Energy & Environment

Lawmakers slam DOE’s proposal to help coal, nuclear power

Lawmakers used a Thursday hearing with Energy Secretary Rick Perry to criticize his recent proposal to prop up coal and nuclear plants with higher payments for their electricity.

Numerous Democrats on the House Energy and Commerce Committee’s energy subpanel, and one Republican, said the plan would be unnecessarily disruptive to energy market and prop up power plants that aren’t competitive.

“You are distorting the market, damaging the environment and delivering preferential treatment to favored industries,” Rep. Frank Pallone Jr. (N.J.), the top Democrat on the full committee, told Perry.

{mosads}

“At the end of the day, killing off competitive electricity markets just to save generation assets that are no longer economical will lead to higher prices for consumers,” he said.

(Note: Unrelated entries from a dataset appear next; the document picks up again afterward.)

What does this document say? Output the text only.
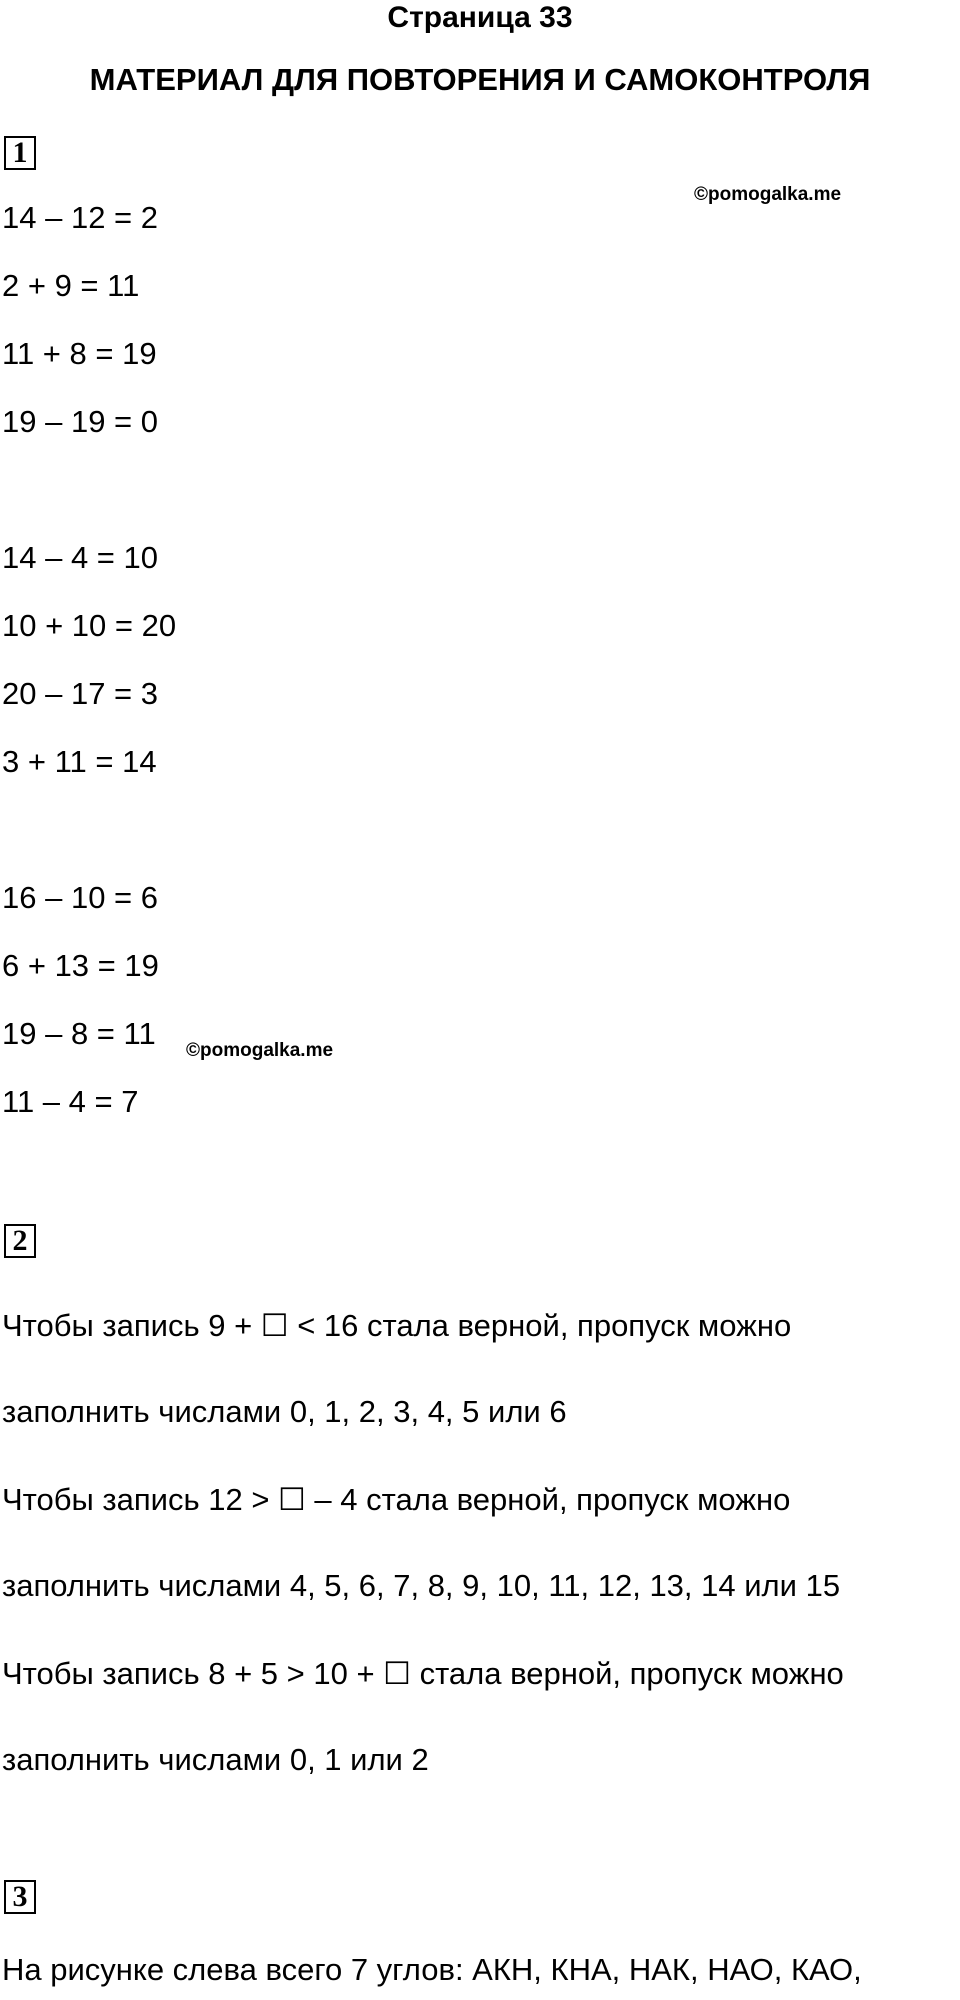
Страница 33
МАТЕРИАЛ ДЛЯ ПОВТОРЕНИЯ И САМОКОНТРОЛЯ
1
©pomogalka.me
14 – 12 = 2
2 + 9 = 11
11 + 8 = 19
19 – 19 = 0
14 – 4 = 10
10 + 10 = 20
20 – 17 = 3
3 + 11 = 14
16 – 10 = 6
6 + 13 = 19
19 – 8 = 11 ©pomogalka.me
11 – 4 = 7
2
Чтобы запись 9 + ☐ < 16 стала верной, пропуск можно
заполнить числами 0, 1, 2, 3, 4, 5 или 6
Чтобы запись 12 > ☐ – 4 стала верной, пропуск можно
заполнить числами 4, 5, 6, 7, 8, 9, 10, 11, 12, 13, 14 или 15
Чтобы запись 8 + 5 > 10 + ☐ стала верной, пропуск можно
заполнить числами 0, 1 или 2
3
На рисунке слева всего 7 углов: АКН, КНА, НАК, НАО, КАО,
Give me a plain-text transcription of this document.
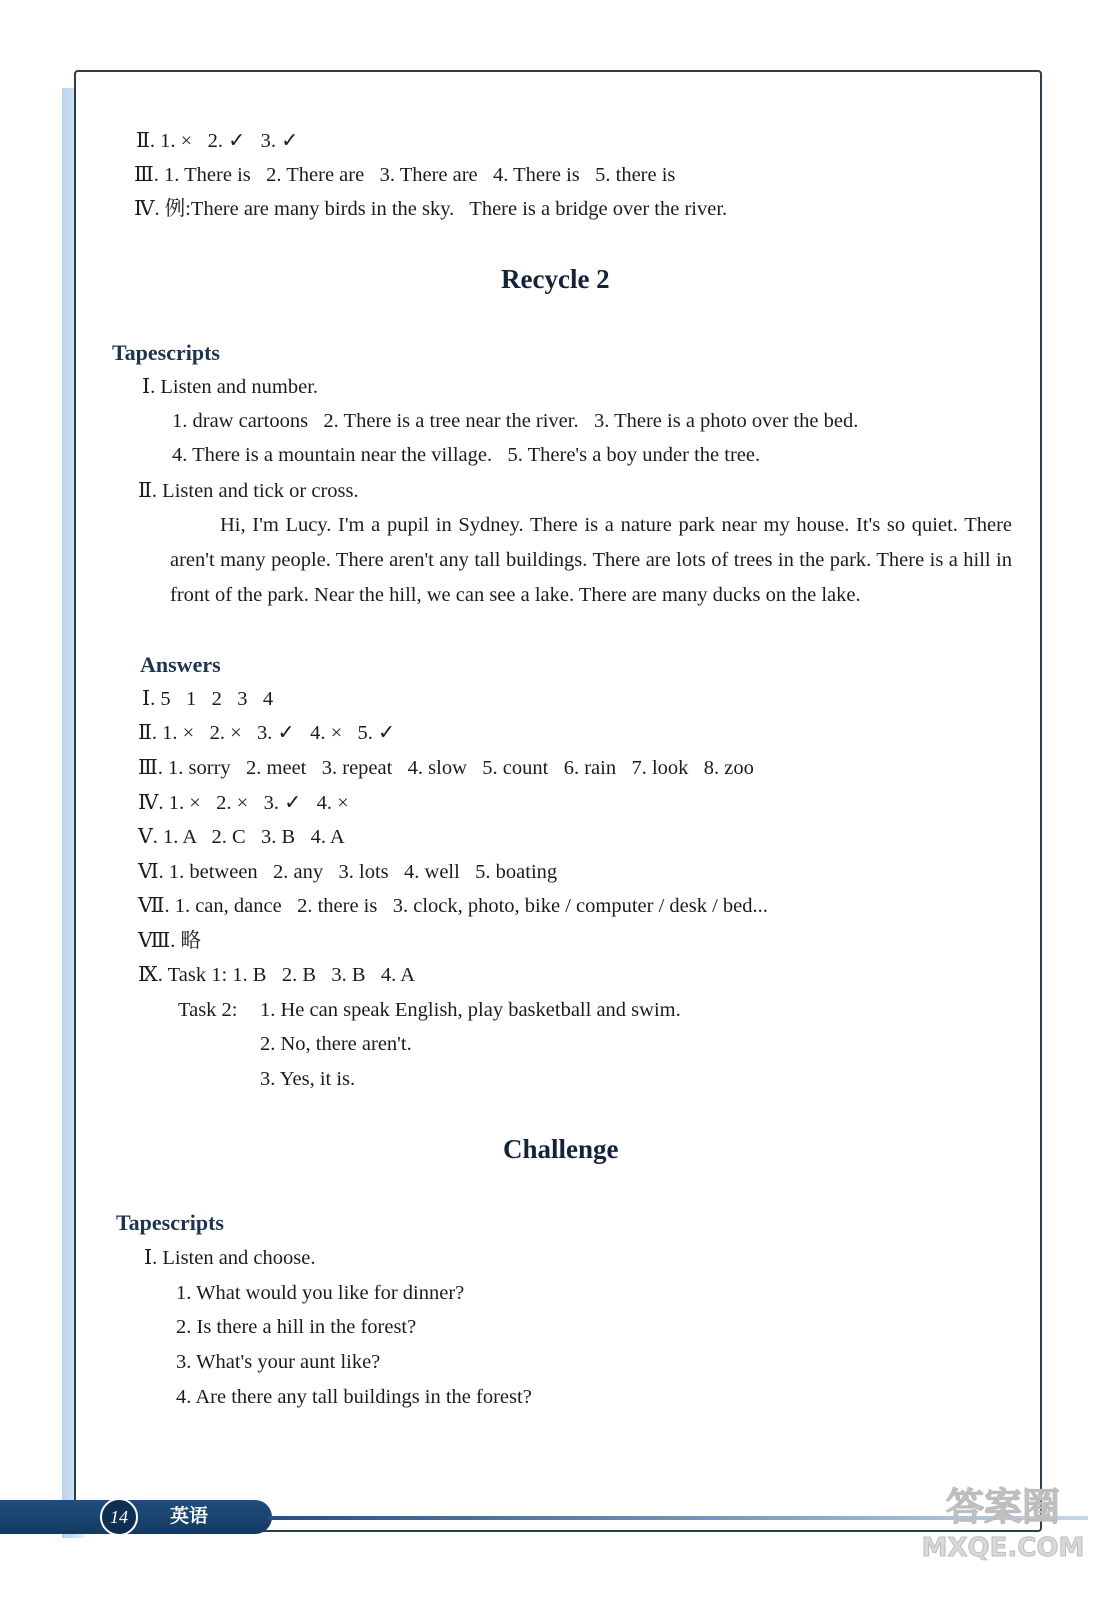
Ⅱ. 1. ×   2. ✓   3. ✓
Ⅲ. 1. There is   2. There are   3. There are   4. There is   5. there is
Ⅳ. 例:There are many birds in the sky.   There is a bridge over the river.
Recycle 2
Tapescripts
Ⅰ. Listen and number.
1. draw cartoons   2. There is a tree near the river.   3. There is a photo over the bed.
4. There is a mountain near the village.   5. There's a boy under the tree.
Ⅱ. Listen and tick or cross.

Hi, I'm Lucy. I'm a pupil in Sydney. There is a nature park near my house. It's so quiet. There aren't many people. There aren't any tall buildings. There are lots of trees in the park. There is a hill in front of the park. Near the hill, we can see a lake. There are many ducks on the lake.

Answers
Ⅰ. 5   1   2   3   4
Ⅱ. 1. ×   2. ×   3. ✓   4. ×   5. ✓
Ⅲ. 1. sorry   2. meet   3. repeat   4. slow   5. count   6. rain   7. look   8. zoo
Ⅳ. 1. ×   2. ×   3. ✓   4. ×
Ⅴ. 1. A   2. C   3. B   4. A
Ⅵ. 1. between   2. any   3. lots   4. well   5. boating
Ⅶ. 1. can, dance   2. there is   3. clock, photo, bike / computer / desk / bed...
Ⅷ. 略
Ⅸ. Task 1: 1. B   2. B   3. B   4. A
Task 2: 1. He can speak English, play basketball and swim.
2. No, there aren't.
3. Yes, it is.
Challenge
Tapescripts
Ⅰ. Listen and choose.
1. What would you like for dinner?
2. Is there a hill in the forest?
3. What's your aunt like?
4. Are there any tall buildings in the forest?
14	英语	答案圈
MXQE.COM
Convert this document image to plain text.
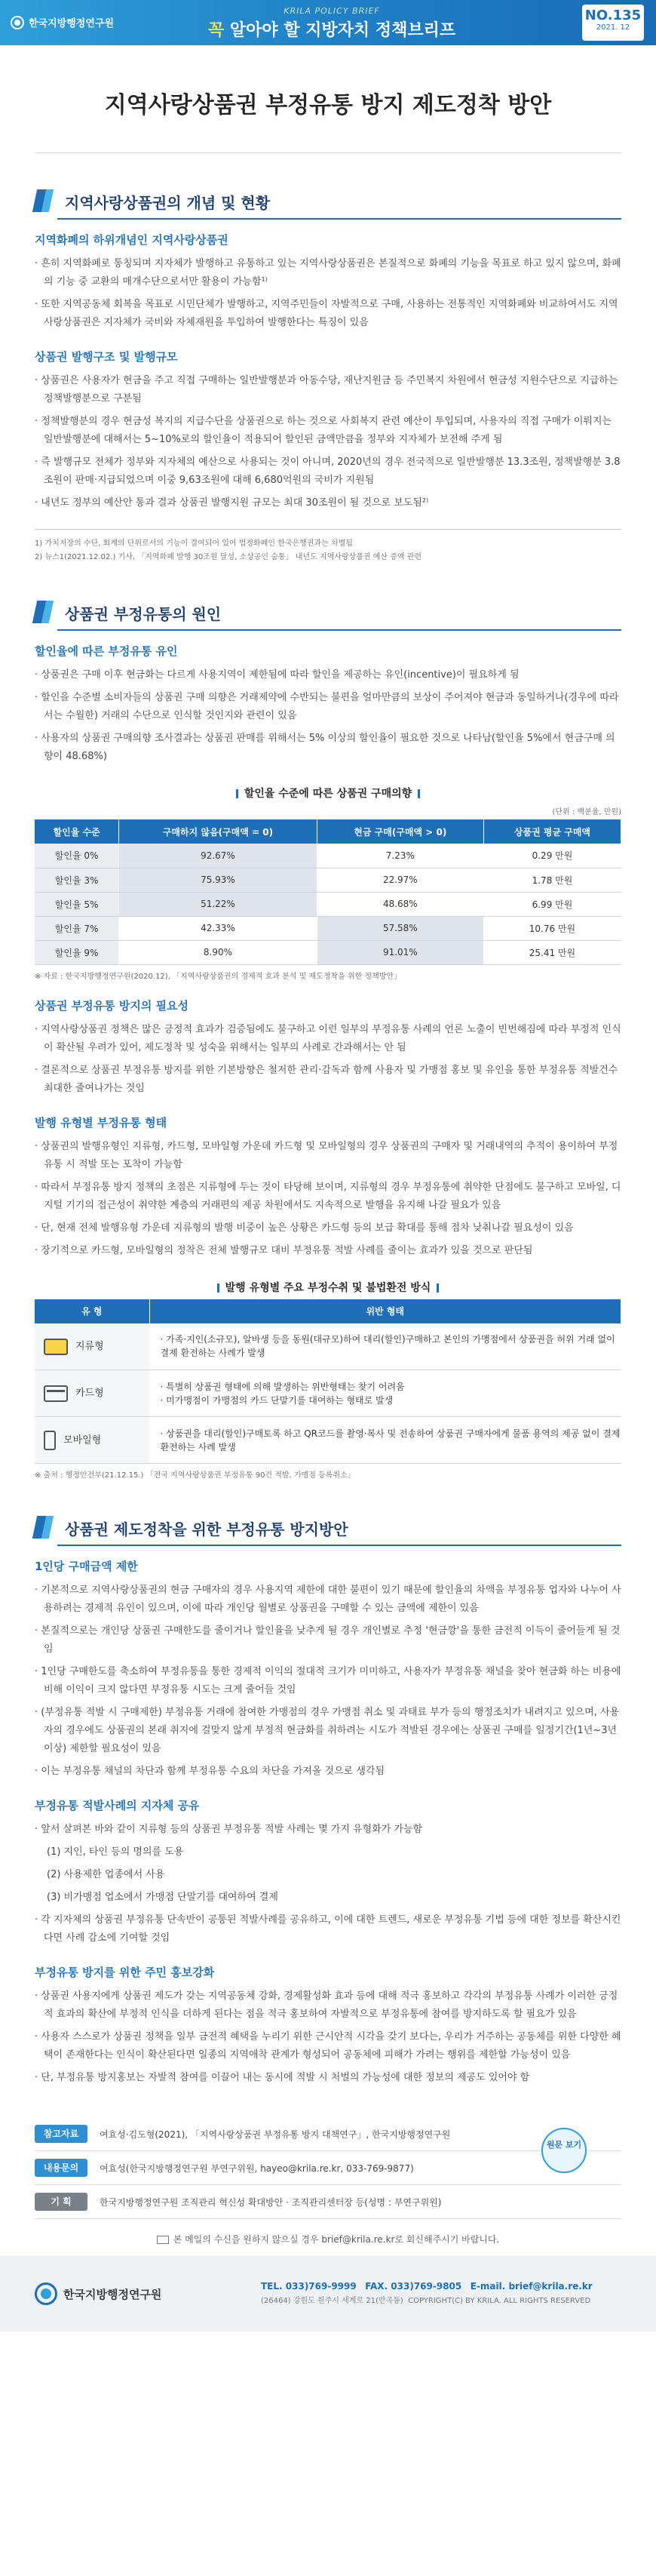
한국지방행정연구원
KRILA POLICY BRIEF
꼭 알아야 할 지방자치 정책브리프
NO.135
2021. 12
지역사랑상품권 부정유통 방지 제도정착 방안
지역사랑상품권의 개념 및 현황
지역화폐의 하위개념인 지역사랑상품권

· 흔히 지역화폐로 통칭되며 지자체가 발행하고 유통하고 있는 지역사랑상품권은 본질적으로 화폐의 기능을 목표로 하고 있지 않으며, 화폐의 기능 중 교환의 매개수단으로서만 활용이 가능함¹⁾

· 또한 지역공동체 회복을 목표로 시민단체가 발행하고, 지역주민들이 자발적으로 구매, 사용하는 전통적인 지역화폐와 비교하여서도 지역사랑상품권은 지자체가 국비와 자체재원을 투입하여 발행한다는 특징이 있음

상품권 발행구조 및 발행규모

· 상품권은 사용자가 현금을 주고 직접 구매하는 일반발행분과 아동수당, 재난지원금 등 주민복지 차원에서 현금성 지원수단으로 지급하는 정책발행분으로 구분됨

· 정책발행분의 경우 현금성 복지의 지급수단을 상품권으로 하는 것으로 사회복지 관련 예산이 투입되며, 사용자의 직접 구매가 이뤄지는 일반발행분에 대해서는 5~10%로의 할인율이 적용되어 할인된 금액만큼을 정부와 지자체가 보전해 주게 됨

· 즉 발행규모 전체가 정부와 지자체의 예산으로 사용되는 것이 아니며, 2020년의 경우 전국적으로 일반발행분 13.3조원, 정책발행분 3.8조원이 판매·지급되었으며 이중 9,63조원에 대해 6,680억원의 국비가 지원됨

· 내년도 정부의 예산안 통과 결과 상품권 발행지원 규모는 최대 30조원이 될 것으로 보도됨²⁾

1) 가치저장의 수단, 회계의 단위로서의 기능이 결여되어 있어 법정화폐인 한국은행권과는 차별됨

2) 뉴스1(2021.12.02.) 기사, 「지역화폐 발행 30조원 달성, 소상공인 숨통」 내년도 지역사랑상품권 예산 증액 관련

상품권 부정유통의 원인
할인율에 따른 부정유통 유인

· 상품권은 구매 이후 현금화는 다르게 사용지역이 제한됨에 따라 할인을 제공하는 유인(incentive)이 필요하게 됨

· 할인을 수준별 소비자들의 상품권 구매 의향은 거래제약에 수반되는 불편을 얼마만큼의 보상이 주어져야 현금과 동일하거나(경우에 따라서는 수월한) 거래의 수단으로 인식할 것인지와 관련이 있음

· 사용자의 상품권 구매의향 조사결과는 상품권 판매를 위해서는 5% 이상의 할인율이 필요한 것으로 나타남(할인율 5%에서 현금구매 의향이 48.68%)

할인율 수준에 따른 상품권 구매의향
(단위 : 백분율, 만원)
할인율 수준	구매하지 않음(구매액 = 0)	현금 구매(구매액 > 0)	상품권 평균 구매액
할인율 0%	92.67%	7.23%	0.29 만원
할인율 3%	75.93%	22.97%	1.78 만원
할인율 5%	51.22%	48.68%	6.99 만원
할인율 7%	42.33%	57.58%	10.76 만원
할인율 9%	8.90%	91.01%	25.41 만원
※ 자료 : 한국지방행정연구원(2020.12), 「지역사랑상품권의 경제적 효과 분석 및 제도정착을 위한 정책방안」
상품권 부정유통 방지의 필요성

· 지역사랑상품권 정책은 많은 긍정적 효과가 검증됨에도 불구하고 이런 일부의 부정유통 사례의 언론 노출이 빈번해짐에 따라 부정적 인식이 확산될 우려가 있어, 제도정착 및 성숙을 위해서는 일부의 사례로 간과해서는 안 됨

· 결론적으로 상품권 부정유통 방지를 위한 기본방향은 철저한 관리·감독과 함께 사용자 및 가맹점 홍보 및 유인을 통한 부정유통 적발건수 최대한 줄여나가는 것임

발행 유형별 부정유통 형태

· 상품권의 발행유형인 지류형, 카드형, 모바일형 가운데 카드형 및 모바일형의 경우 상품권의 구매자 및 거래내역의 추적이 용이하여 부정유통 시 적발 또는 포착이 가능함

· 따라서 부정유통 방지 정책의 초점은 지류형에 두는 것이 타당해 보이며, 지류형의 경우 부정유통에 취약한 단점에도 불구하고 모바일, 디지털 기기의 접근성이 취약한 계층의 거래편의 제공 차원에서도 지속적으로 발행을 유지해 나갈 필요가 있음

· 단, 현재 전체 발행유형 가운데 지류형의 발행 비중이 높은 상황은 카드형 등의 보급 확대를 통해 점차 낮춰나갈 필요성이 있음

· 장기적으로 카드형, 모바일형의 정착은 전체 발행규모 대비 부정유통 적발 사례를 줄이는 효과가 있을 것으로 판단됨

발행 유형별 주요 부정수취 및 불법환전 방식
유 형	위반 형태
지류형	· 가족·지인(소규모), 알바생 등을 동원(대규모)하여 대리(할인)구매하고 본인의 가맹점에서 상품권을 허위 거래 없이 결제 환전하는 사례가 발생

카드형	· 특별히 상품권 형태에 의해 발생하는 위반형태는 찾기 어려움

· 미가맹점이 가맹점의 카드 단말기를 대여하는 형태로 발생

모바일형	· 상품권을 대리(할인)구매토록 하고 QR코드를 촬영·복사 및 전송하여 상품권 구매자에게 물품 용역의 제공 없이 결제 환전하는 사례 발생

※ 출처 : 행정안전부(21.12.15.) 「전국 지역사랑상품권 부정유통 90건 적발, 가맹점 등록취소」
상품권 제도정착을 위한 부정유통 방지방안
1인당 구매금액 제한

· 기본적으로 지역사랑상품권의 현금 구매자의 경우 사용지역 제한에 대한 불편이 있기 때문에 할인율의 차액을 부정유통 업자와 나누어 사용하려는 경제적 유인이 있으며, 이에 따라 개인당 월별로 상품권을 구매할 수 있는 금액에 제한이 있음

· 본질적으로는 개인당 상품권 구매한도를 줄이거나 할인율을 낮추게 될 경우 개인별로 추정 '현금깡'을 통한 금전적 이득이 줄어들게 될 것임

· 1인당 구매한도를 축소하여 부정유통을 통한 경제적 이익의 절대적 크기가 미미하고, 사용자가 부정유통 채널을 찾아 현금화 하는 비용에 비해 이익이 크지 않다면 부정유통 시도는 크게 줄어들 것임

· (부정유통 적발 시 구매제한) 부정유통 거래에 참여한 가맹점의 경우 가맹점 취소 및 과태료 부가 등의 행정조치가 내려지고 있으며, 사용자의 경우에도 상품권의 본래 취지에 걸맞지 않게 부정적 현금화를 취하려는 시도가 적발된 경우에는 상품권 구매를 일정기간(1년~3년 이상) 제한할 필요성이 있음

· 이는 부정유통 채널의 차단과 함께 부정유통 수요의 차단을 가져올 것으로 생각됨

부정유통 적발사례의 지자체 공유

· 앞서 살펴본 바와 같이 지류형 등의 상품권 부정유통 적발 사례는 몇 가지 유형화가 가능함

(1) 지인, 타인 등의 명의를 도용

(2) 사용제한 업종에서 사용

(3) 비가맹점 업소에서 가맹점 단말기를 대여하여 결제

· 각 지자체의 상품권 부정유통 단속반이 공통된 적발사례를 공유하고, 이에 대한 트렌드, 새로운 부정유통 기법 등에 대한 정보를 확산시킨다면 사례 감소에 기여할 것임

부정유통 방지를 위한 주민 홍보강화

· 상품권 사용지에게 상품권 제도가 갖는 지역공동체 강화, 경제활성화 효과 등에 대해 적극 홍보하고 각각의 부정유통 사례가 이러한 긍정적 효과의 확산에 부정적 인식을 더하게 된다는 점을 적극 홍보하여 자발적으로 부정유통에 참여를 방지하도록 할 필요가 있음

· 사용자 스스로가 상품권 정책을 일부 금전적 혜택을 누리기 위한 근시안적 시각을 갖기 보다는, 우리가 거주하는 공동체를 위한 다양한 혜택이 존재한다는 인식이 확산된다면 일종의 지역애착 관계가 형성되어 공동체에 피해가 가려는 행위를 제한할 가능성이 있음

· 단, 부정유통 방지홍보는 자발적 참여를 이끌어 내는 동시에 적발 시 처벌의 가능성에 대한 정보의 제공도 있어야 함

원문 보기
참고자료	여효성·김도형(2021), 「지역사랑상품권 부정유통 방지 대책연구」, 한국지방행정연구원
내용문의	여효성(한국지방행정연구원 부연구위원, hayeo@krila.re.kr, 033-769-9877)
기 획	한국지방행정연구원 조직관리 혁신성 확대방안 · 조직관리센터장 등(성명 : 부연구위원)
본 메일의 수신을 원하지 않으실 경우 brief@krila.re.kr로 회신해주시기 바랍니다.
한국지방행정연구원
TEL. 033)769-9999 FAX. 033)769-9805 E-mail. brief@krila.re.kr
(26464) 강원도 원주시 세계로 21(반곡동) COPYRIGHT(C) BY KRILA. ALL RIGHTS RESERVED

Rep. Pete Olson (R-Texas) said the proposal doesn’t align with Perry’s free-market energy policies from his time as Texas’s governor.

“Attacks are coming saying that you prefer government control over the free markets. We both know that’s a pile of Bevo longhorn poo-poo,” Olson said, referring to the mascot of the University of Texas at Austin.

“You’ve spent your whole life supporting a diversified American portfolio for energy,” he said.

It was Perry’s first testimony on Capitol Hill in months, giving lawmakers an opportunity to grill him about his proposal to overhaul the nation’s energy markets to favor coal and nuclear.

Under the proposal he sent to the Federal Energy Regulatory Commission (FERC) for review, certain regional grid operators would have to give higher payments to plants with 90 days of fuel on site, which applies only to coal and nuclear.

The proposal was made in the name of grid resiliency, under the argument that coal and nuclear plants closing is a threat to the grid.

Rep. Mike Doyle (D-Pa.) said the committee and others have been discussing whether to change policies for resilience, but Perry’s proposal doesn’t fit into that process.

“There are many other levers to pull or smaller tweaks than what you’re directing FERC to do,” Doyle said.

“What you’re proposing … is rather extreme. You talk about putting fingers on the scale, you’re putting a heavy finger on the scale here,” he said.

Perry defended his proposal on multiple fronts, including by invoking the 2014 Polar Vortex’s impact on the grid. The Energy secretary said he is merely trying to start a conversation.

“As an elected official, I never wanted to have to explain to somebody why we didn’t have the vision to put into place a reliable and resilient electrical power system,” he told lawmakers.

“This has been talked about a lot, but there hadn’t been any action. And I want to push the FERC and this country to take action so that we don’t face that event in the future where people’s lives are put into jeopardy or this country’s national security is jeopardized,” Perry continued.

He also pushed back on the idea that he is disrupting a free market. He argued that there is no free market in electricity and that he has no problem subsidizing certain sources.

“I think the idea that there is a free market in electrical generation is a fallacy,” he said.

“We subsidize a lot of different energy sources. We subsidized wind energy, we subsidize ethanol, we subsidize solar, we subsidize oil and gas,” he continued. “The question is: How do you make it as fair as you can?”

“I don’t know if I want to bet someone’s grandmother’s safety and security on whether the or not the lights are going to come on on a pure, totally and absolutely unregulated [market],” Perry said.

Perry’s proposal did get some support from lawmakers, like Rep. David McKinley (R-W.Va.).

“I don’t see any daylight between you and me on this subject, particularly as it relates to reliability. I am 100 percent what your position is on that, to give us a reliable grid system,” McKinley said.

“I’m alarmed that people are ignoring what’s already here that we have,” he said.